Dimensi administratif yang berkait dengan interpretasi dalam masalah perizinan ini adalah sebagai diskresi (discretionary) Polri, ketika menjabarkan sebuah ketentuan yang menjadi kewenangannya. Namun, penjabaran itu harus tetap tak boleh keluar dari konstitusi. 

Makna diskresi (sistem Anglo Amerika) atau freies ermessen (Eropa Kontinental) adalah pembuatan atau pengambilan kebijakan, karena hal itu tidak diatur dalam peraturan perundang-undangan. Selama ini aplikasinya bersifat induktif, yaitu berangkat dari sifat kasuistik dan kondisional baru kemudian diorientasikan pada komunitas sosial yang lebih luas. Jadi, dari kasus per kasus kemudian diorientasikan kepada keadaan yang lebih umum. 

Paradigma diskresi seharusnya diubah dengan sifat deduktif, yaitu berangkat dari komunitas sosial yang lebih luas, baru kemudian kepada yang lebih teknis, pada aktivitas dan komunitas yang lebih spesifik. Secara administratif, penafsiran dari sisi Polri sudah tepat karena sesuai dengan kewenangan konstitusional. Hanya, prinsip induktif yang menjadi dasar pijakan bisa ditafsirkan mengeliminasi hak warga untuk berkreasi dan dipersepsikan represif.

Idealnya, pola yang bersifat deduktif layak dijadikan dasar pengambilan keputusan untuk memberikan atau menolak pemberian izin atas aktivitas tertentu. Berangkat dari sifat kasuistik sejatinya dapat diuniversalkan dengan kadar homogenitas akomodasi masyarakat terhatap sebuah aktivitas.
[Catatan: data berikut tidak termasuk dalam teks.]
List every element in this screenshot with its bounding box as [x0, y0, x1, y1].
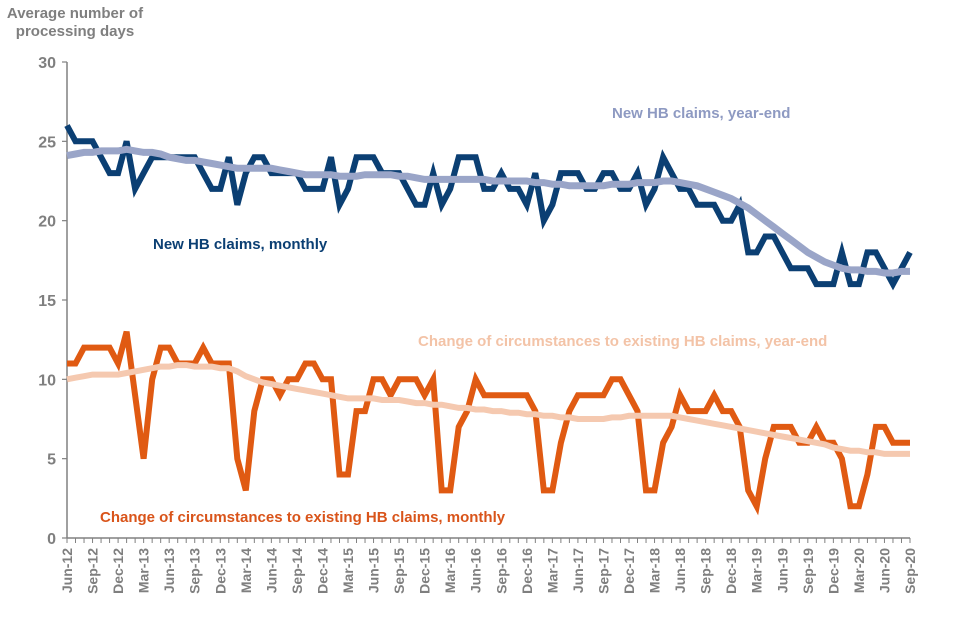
x-tick-label: Mar-15	[340, 548, 356, 593]
annotation-new-yearend: New HB claims, year-end	[612, 105, 790, 122]
annotation-coc-monthly: Change of circumstances to existing HB c…	[100, 509, 506, 526]
x-tick-label: Sep-17	[595, 548, 611, 594]
x-tick-label: Dec-15	[417, 548, 433, 594]
y-axis-title: Average number of processing days	[0, 5, 150, 41]
x-tick-label: Jun-16	[468, 548, 484, 593]
x-tick-label: Jun-17	[570, 548, 586, 593]
x-tick-label: Sep-20	[902, 548, 918, 594]
x-tick-label: Jun-19	[774, 548, 790, 593]
x-tick-label: Mar-17	[544, 548, 560, 593]
x-tick-label: Mar-19	[749, 548, 765, 593]
x-tick-label: Sep-14	[289, 548, 305, 594]
x-tick-label: Dec-12	[110, 548, 126, 594]
x-tick-label: Sep-12	[85, 548, 101, 594]
y-axis-title-line2: processing days	[15, 23, 135, 40]
series-coc-monthly	[67, 330, 910, 516]
x-tick-label: Jun-20	[876, 548, 892, 593]
axes: 0 5 10 15 20 25 30 Jun-12 Sep-12 Dec-12 Mar-13 Jun-…	[38, 55, 918, 594]
series-new-yearend	[66, 145, 910, 277]
y-tick-label: 5	[47, 452, 56, 469]
x-tick-label: Jun-14	[263, 548, 279, 593]
x-tick-label: Dec-17	[621, 548, 637, 594]
y-tick-label: 15	[38, 293, 56, 310]
y-tick-label: 0	[47, 531, 56, 548]
x-tick-label: Dec-13	[212, 548, 228, 594]
x-tick-label: Jun-15	[366, 548, 382, 593]
x-tick-label: Sep-18	[698, 548, 714, 594]
x-tick-label: Sep-19	[800, 548, 816, 594]
y-tick-label: 10	[38, 372, 56, 389]
x-tick-label: Mar-14	[238, 548, 254, 593]
annotation-coc-yearend: Change of circumstances to existing HB c…	[418, 333, 827, 350]
y-tick-label: 30	[38, 55, 56, 72]
x-tick-label: Mar-18	[647, 548, 663, 593]
annotations: New HB claims, year-end New HB claims, m…	[100, 105, 827, 526]
x-tick-label: Mar-20	[851, 548, 867, 593]
x-tick-label: Mar-16	[442, 548, 458, 593]
x-tick-label: Jun-18	[672, 548, 688, 593]
annotation-new-monthly: New HB claims, monthly	[153, 236, 328, 253]
series-new-monthly	[64, 124, 913, 291]
y-tick-label: 20	[38, 214, 56, 231]
series-lines	[64, 124, 913, 516]
y-tick-label: 25	[38, 134, 56, 151]
series-coc-yearend	[66, 362, 910, 457]
x-tick-label: Jun-13	[161, 548, 177, 593]
x-tick-label: Dec-16	[519, 548, 535, 594]
y-axis-title-line1: Average number of	[6, 5, 144, 22]
x-tick-label: Mar-13	[136, 548, 152, 593]
x-tick-label: Dec-14	[314, 548, 330, 594]
x-tick-label: Dec-18	[723, 548, 739, 594]
x-tick-label: Sep-16	[493, 548, 509, 594]
x-tick-label: Jun-12	[59, 548, 75, 593]
x-tick-label: Dec-19	[825, 548, 841, 594]
x-tick-label: Sep-15	[391, 548, 407, 594]
x-tick-label: Sep-13	[187, 548, 203, 594]
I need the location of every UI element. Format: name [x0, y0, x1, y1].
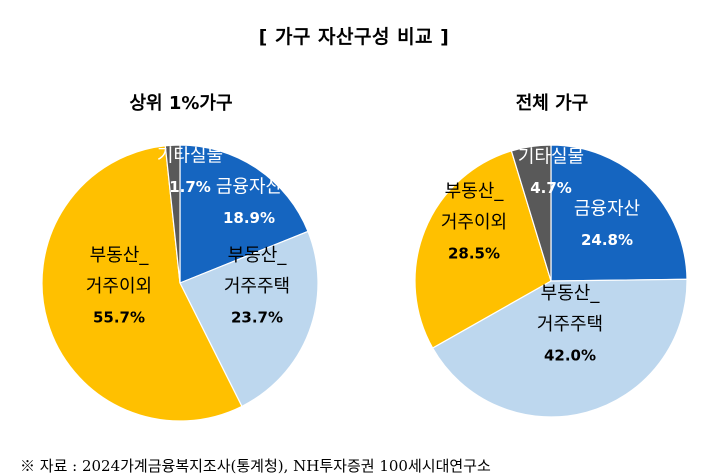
pie-value-label-0-other_physical: 1.7% — [169, 178, 211, 196]
pie-slice-0-real_estate_other — [41, 145, 243, 422]
pie-value-label-0-real_estate_other: 55.7% — [93, 309, 145, 327]
pie-value-label-1-financial: 24.8% — [581, 231, 633, 249]
pie-slice-1-real_estate_other — [414, 150, 552, 349]
chart-title-all-households: 전체 가구 — [515, 93, 589, 114]
main-title: [ 가구 자산구성 비교 ] — [258, 26, 450, 48]
pie-slice-0-housing — [179, 230, 319, 408]
pie-category-label-1-real_estate_other: 거주이외 — [441, 212, 507, 233]
pie-category-label-1-housing: 부동산_ — [541, 283, 601, 304]
pie-category-label-0-other_physical: 기타실물 — [157, 146, 223, 167]
pie-category-label-0-housing: 거주주택 — [224, 276, 290, 297]
pie-slice-1-other_physical — [510, 144, 552, 282]
pie-value-label-1-other_physical: 4.7% — [530, 179, 572, 197]
pie-category-label-0-real_estate_other: 거주이외 — [86, 276, 152, 297]
pie-value-label-0-financial: 18.9% — [223, 209, 275, 227]
pie-slice-1-housing — [431, 278, 688, 418]
pie-value-label-1-real_estate_other: 28.5% — [448, 245, 500, 263]
chart-title-top1pct: 상위 1%가구 — [129, 93, 233, 114]
pie-value-label-0-housing: 23.7% — [231, 309, 283, 327]
pie-category-label-0-housing: 부동산_ — [228, 245, 288, 266]
pie-value-label-1-housing: 42.0% — [544, 347, 596, 365]
source-note: ※ 자료 : 2024가계금융복지조사(통계청), NH투자증권 100세시대연… — [20, 457, 491, 475]
pie-category-label-1-financial: 금융자산 — [574, 199, 640, 220]
pie-slice-0-financial — [179, 144, 309, 284]
pie-category-label-1-housing: 거주주택 — [537, 314, 603, 335]
pie-category-label-0-real_estate_other: 부동산_ — [90, 245, 150, 266]
pie-category-label-1-real_estate_other: 부동산_ — [445, 181, 505, 202]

Konkretnya, ketika aktivitas itu berupa olahraga, seluruh masyarakat disumsikan sudah berintelektual tinggi sehingga tidak perlu ada penundaan atau tepatnya penolakan izin sepak bola. Demikian juga pada aktivitas seperti musik. Mengingat kondisi sosial masyarakat yang sudah semakin rasional, tidak perlu ada pembekuan atau penolakan izin untuk aktivitas musik.

Apa bila hal di atas diterapkan secara konsisten, bisa mengikuti dinamika kreativitas masyarakat dan tercitra lebih sejuk dan bersahabat. Dengan semangat inovasi, marga masyarakat tidak jumud, dan Polri sebagai pengawal perizinan juga tidak jumud.